What is the breakeven for a DRI strangle?
The breakeven for the DRI strangle priced on this page is roughly $179.78 and $215.23 at expiration, derived from end-of-day chain premiums. Breakeven is the underlying price at which the strategy's P&L crosses zero ignoring transaction costs and assignment risk. The current DRI market-implied 1-standard-deviation expected move is approximately 8.83%; if the move sits well outside the breakeven distance, the structure's risk-reward becomes correspondingly tighter.
When should you consider a strangle on DRI?

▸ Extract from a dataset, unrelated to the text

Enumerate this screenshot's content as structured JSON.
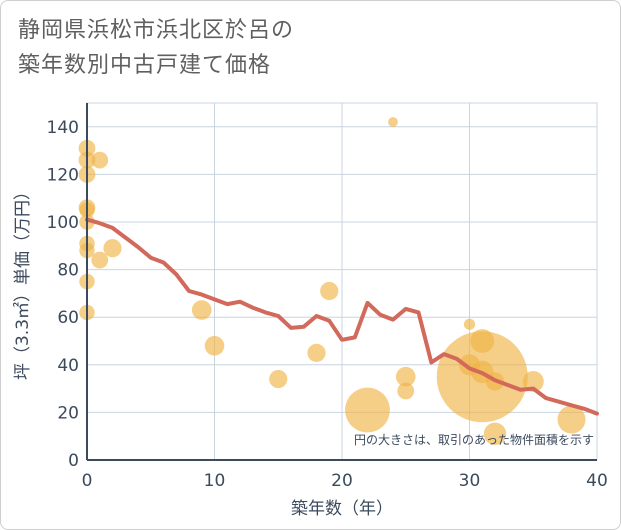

Strangles on DRI are the cheaper cousin of the straddle - traders use them when they want a large directional move but are willing to give up the inner-strike sensitivity in exchange for a lower up-front debit on the DRI chain.
How does current DRI implied volatility affect this strangle?
DRI ATM IV is at 30.80% with IV rank near 31.13%, which is mid-range against its 1-year history. Strategy selection depends more on directional thesis and expected move than on a strong IV signal.